Als de inburgeringsplichtige niet binnen de voor hem geldende termijn het inburgeringsexamen heeft behaald, dan legt het college hem een bestuurlijke boete op. De maximumboete die kan worden opgelegd, is neergelegd in artikel 9, derde lid, van de verordening. Op grond van artikel 32 WI moet het college in de boetebeschikking een nieuwe termijn vaststellen waarbinnen de inburgeringsplichtige alsnog het inburgeringsexamen moet behalen. Als de inburgeringsplichtige ook binnen deze nieuwe termijn het inburgeringsexamen niet heeft behaald, maakt het derde lid van artikel 10 het mogelijk dat het college een hogere boete vaststelt. Het wettelijk maximum bedraagt € 1000 (artikel 34, onderdeel d, WI). Ook in dat geval zal in de boetebeschikking een nieuwe termijn moeten worden opgenomen waarbinnen de inburgeringsplichtige het inburgeringsexamen moet behalen. Als de inburgeringsplichtige ook binnen deze (derde) termijn het inburgeringsexamen niet heeft behaald, regelt het vierde lid dat het college wederom een hogere bestuurlijke boete kan opleggen. De maximumboete in het vierde lid geldt ook voor alle hierop volgende overschrijdingen van termijnen door de inburgeringsplichtige.
Het vierde lid kan alleen in de verordening worden opgenomen als in het derde lid niet het wettelijk maximum van € 1000 is vastgesteld. Alleen in dat geval is er ruimte voor het verhogen van het maximumbedrag van de bestuurlijke boete (tot maximaal € 1000). Als in het derde lid het wettelijk maximum van € 1000 is opgenomen of als de gemeente er geen behoefte aan heeft om een hogere maximumboetebedrag vast te stellen wanneer termijnen bij herhaling worden overschreden, kan het vierde lid worden geschrapt en dient het derde lid als volgt te luiden: De bestuurlijke boete bedraagt ten hoogste € 1000 indien de inburgeringsplichtige niet binnen de door het college op grond van artikel 32 of 33 van de wet vastgestelde termijn het inburgeringsexamen heeft behaald.
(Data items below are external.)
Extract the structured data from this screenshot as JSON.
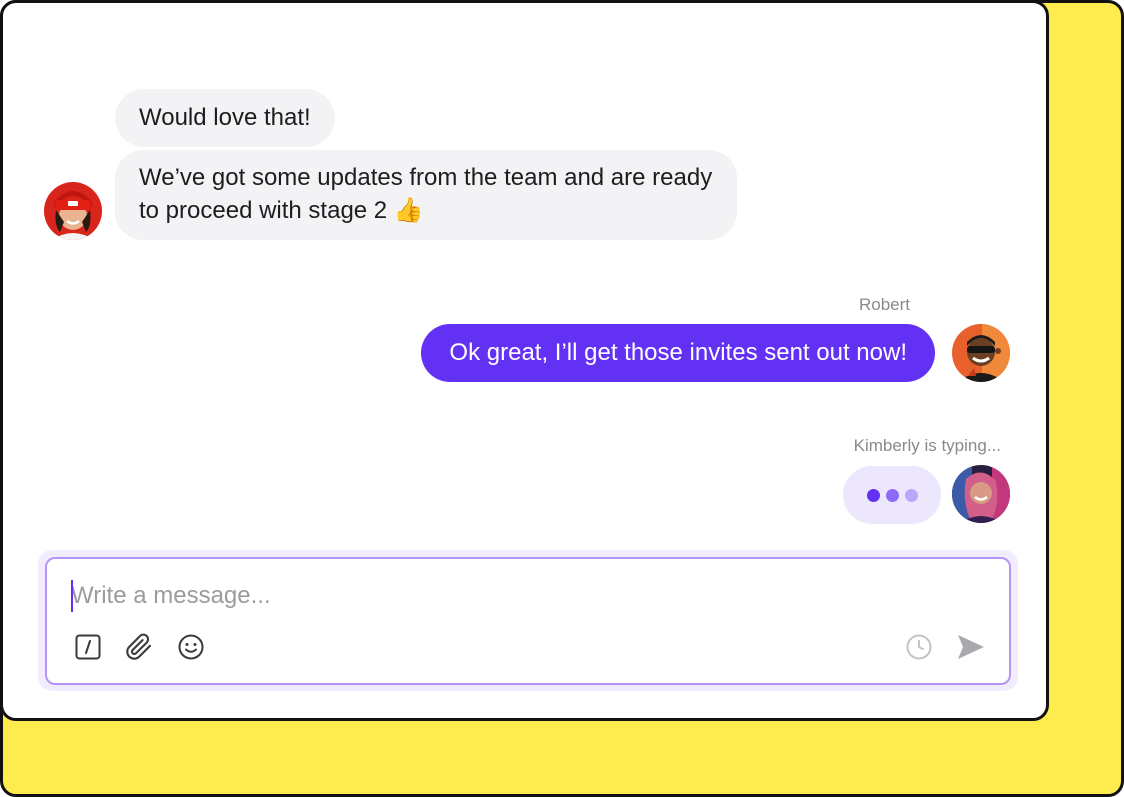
{
  "messages": [
    {
      "id": 1,
      "direction": "incoming",
      "text": "Would love that!"
    },
    {
      "id": 2,
      "direction": "incoming",
      "text": "We’ve got some updates from the team and are ready to proceed with stage 2 👍"
    },
    {
      "id": 3,
      "direction": "outgoing",
      "sender": "Robert",
      "text": "Ok great, I’ll get those invites sent out now!"
    }
  ],
  "typing": {
    "text": "Kimberly is typing..."
  },
  "composer": {
    "placeholder": "Write a message..."
  },
  "icons": {
    "slash": "slash-command-icon",
    "attach": "paperclip-icon",
    "emoji": "smiley-icon",
    "schedule": "clock-icon",
    "send": "send-arrow-icon"
  },
  "colors": {
    "accent": "#6331F4",
    "incoming_bubble": "#F3F3F5",
    "typing_bubble": "#EDE7FE",
    "composer_border": "#B397F8",
    "frame_yellow": "#FEEC4F",
    "typing_dots": [
      "#6331F4",
      "#8D6AF7",
      "#BBA6FA"
    ]
  }
}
De artikelen 9 en 10 bieden in de vorm van het vaststellen van maximumbedragen het kader voor het college bij het vaststellen van de hoogte van de bestuurlijke boetes in individuele gevallen. Het college zal binnen deze kaders zelf een beleid moeten ontwikkelen. Het is aan te bevelen dat het college in beleidsregels vastlegt hoe dat beleid er uit ziet: welke boete wordt in beginsel opgelegd bij welke overtreding en met welk bedrag wordt de boete in beginsel verhoogd als de betrokken inburgeringsplichtige dezelfde overtreding nogmaals pleegt.